Having come away almost empty handed from Brussels Cameron could have seized the chance of his political career and recommended leaving. We could then have practically anything we wanted. Europe’s politicians know the EU would collapse within a couple of years of us leaving, which is why Dave was treated like a political Ebola virus as he toured the continent. Better to close your eyes and ears to such a messenger of the obvious. A straight ‘No’ would open them.

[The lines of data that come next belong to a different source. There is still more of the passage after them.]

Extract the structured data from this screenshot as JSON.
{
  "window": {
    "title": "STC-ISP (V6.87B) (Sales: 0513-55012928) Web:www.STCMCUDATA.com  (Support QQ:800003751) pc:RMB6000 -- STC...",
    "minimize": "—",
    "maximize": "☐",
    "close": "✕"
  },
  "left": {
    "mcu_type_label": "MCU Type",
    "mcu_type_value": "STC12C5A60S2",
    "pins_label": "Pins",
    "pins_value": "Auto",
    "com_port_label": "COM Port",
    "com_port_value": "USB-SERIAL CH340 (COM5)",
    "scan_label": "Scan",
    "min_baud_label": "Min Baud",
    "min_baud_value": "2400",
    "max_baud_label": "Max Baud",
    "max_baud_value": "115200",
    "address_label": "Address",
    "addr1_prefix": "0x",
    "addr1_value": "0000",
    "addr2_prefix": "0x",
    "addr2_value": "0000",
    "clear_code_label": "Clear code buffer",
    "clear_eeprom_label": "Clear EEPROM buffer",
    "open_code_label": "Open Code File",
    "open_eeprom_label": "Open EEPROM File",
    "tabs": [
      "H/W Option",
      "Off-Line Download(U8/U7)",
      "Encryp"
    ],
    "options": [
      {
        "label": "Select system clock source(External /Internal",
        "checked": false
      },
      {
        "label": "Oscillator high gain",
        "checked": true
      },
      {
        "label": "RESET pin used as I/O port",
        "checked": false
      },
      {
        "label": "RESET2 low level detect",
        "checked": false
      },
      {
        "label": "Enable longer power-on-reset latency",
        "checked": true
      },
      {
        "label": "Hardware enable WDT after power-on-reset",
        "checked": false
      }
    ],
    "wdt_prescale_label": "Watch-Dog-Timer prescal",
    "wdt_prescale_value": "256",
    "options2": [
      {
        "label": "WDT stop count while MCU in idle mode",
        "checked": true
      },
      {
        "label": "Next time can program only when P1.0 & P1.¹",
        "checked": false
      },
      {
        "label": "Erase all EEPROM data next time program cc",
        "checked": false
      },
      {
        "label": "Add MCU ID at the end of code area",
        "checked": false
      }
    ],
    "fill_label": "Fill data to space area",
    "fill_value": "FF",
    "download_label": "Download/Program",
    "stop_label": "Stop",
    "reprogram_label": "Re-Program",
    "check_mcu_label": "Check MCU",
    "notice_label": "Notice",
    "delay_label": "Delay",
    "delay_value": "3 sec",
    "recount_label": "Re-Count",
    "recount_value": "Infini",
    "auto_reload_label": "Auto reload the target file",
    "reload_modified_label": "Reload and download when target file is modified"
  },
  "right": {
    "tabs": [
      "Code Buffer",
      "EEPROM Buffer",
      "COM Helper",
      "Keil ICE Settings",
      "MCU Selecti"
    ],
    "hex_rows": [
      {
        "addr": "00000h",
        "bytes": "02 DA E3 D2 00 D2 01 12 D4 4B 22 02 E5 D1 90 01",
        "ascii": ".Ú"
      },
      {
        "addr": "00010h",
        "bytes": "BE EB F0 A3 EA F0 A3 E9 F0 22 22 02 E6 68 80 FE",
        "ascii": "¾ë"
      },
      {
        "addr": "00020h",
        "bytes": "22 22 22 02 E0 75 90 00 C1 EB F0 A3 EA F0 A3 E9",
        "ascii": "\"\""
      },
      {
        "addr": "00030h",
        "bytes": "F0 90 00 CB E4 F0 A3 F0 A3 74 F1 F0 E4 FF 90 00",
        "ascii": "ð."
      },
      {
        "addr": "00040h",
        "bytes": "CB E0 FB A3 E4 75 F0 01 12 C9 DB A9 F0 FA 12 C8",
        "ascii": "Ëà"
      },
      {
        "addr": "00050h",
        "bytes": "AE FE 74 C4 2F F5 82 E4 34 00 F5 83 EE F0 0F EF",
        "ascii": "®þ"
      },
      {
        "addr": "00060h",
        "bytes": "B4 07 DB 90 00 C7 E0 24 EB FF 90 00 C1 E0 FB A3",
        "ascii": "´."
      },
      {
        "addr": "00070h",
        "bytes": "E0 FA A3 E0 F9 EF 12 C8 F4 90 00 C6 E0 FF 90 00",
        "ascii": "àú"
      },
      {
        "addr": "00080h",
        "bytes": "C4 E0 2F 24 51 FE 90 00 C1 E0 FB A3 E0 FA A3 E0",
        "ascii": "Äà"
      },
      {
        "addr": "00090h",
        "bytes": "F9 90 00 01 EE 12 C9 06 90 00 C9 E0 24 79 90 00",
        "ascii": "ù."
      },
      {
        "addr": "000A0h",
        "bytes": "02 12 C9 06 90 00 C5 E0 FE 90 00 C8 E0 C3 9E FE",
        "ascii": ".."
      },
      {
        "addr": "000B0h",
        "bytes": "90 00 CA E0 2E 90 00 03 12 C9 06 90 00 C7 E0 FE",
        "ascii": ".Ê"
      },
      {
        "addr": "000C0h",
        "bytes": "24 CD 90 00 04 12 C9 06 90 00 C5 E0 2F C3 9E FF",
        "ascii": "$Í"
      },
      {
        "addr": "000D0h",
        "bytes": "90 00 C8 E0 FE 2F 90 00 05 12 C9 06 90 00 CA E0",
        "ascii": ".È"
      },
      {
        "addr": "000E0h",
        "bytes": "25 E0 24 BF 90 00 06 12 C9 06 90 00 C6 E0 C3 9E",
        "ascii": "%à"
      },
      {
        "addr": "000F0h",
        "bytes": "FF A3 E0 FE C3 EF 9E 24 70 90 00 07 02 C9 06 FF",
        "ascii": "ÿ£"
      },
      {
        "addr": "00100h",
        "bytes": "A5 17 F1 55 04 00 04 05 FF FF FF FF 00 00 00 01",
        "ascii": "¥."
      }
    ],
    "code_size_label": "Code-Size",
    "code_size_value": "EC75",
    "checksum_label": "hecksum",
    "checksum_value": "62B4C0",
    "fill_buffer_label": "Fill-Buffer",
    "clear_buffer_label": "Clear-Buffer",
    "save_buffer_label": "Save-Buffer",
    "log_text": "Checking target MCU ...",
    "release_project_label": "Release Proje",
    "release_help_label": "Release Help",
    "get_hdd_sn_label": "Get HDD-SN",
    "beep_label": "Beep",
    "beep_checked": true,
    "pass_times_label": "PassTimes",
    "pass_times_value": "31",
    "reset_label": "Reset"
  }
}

But if we leave in June will the divorce go ahead? There is the question of alimony. Who contributed most to this rotten political marriage? Deciding that will be a lawyers’ feast compared with which the Bloody Sunday Massacre enquiry – £195 million to m’learned friends over twelve years – was pocket money. Every single treaty we signed, every tariff we set, every rule we agreed with the EU over the past fifty years, will be combed over. It will take years, and until it is over Brussels can claim we have not left, and are still subject to its rules. In the end like some desperate spouse who cannot get away from his wife, Britain will take refuge in the attic in the form of some special ‘arrangement’ with the EU, neither in nor out, perhaps with a separate entrance for special visa rights with the old Commonwealth.
The madness is that while most Britons object to free movement within the EU, a majority say they will vote ‘yes’ to stay in. Hasn’t any politician told them of the Great Immigration to come? Washington and Brussels are determined in the next few years to bring Turkey into the EU; Brussels to aggrandise itself, Washington to bind Turkey to the west in the face of Russia’s growing influence in the Middle East? First would come visa-free travel for Turkey’s seventy five million people followed by settlement rights. Now that is what I call free movement.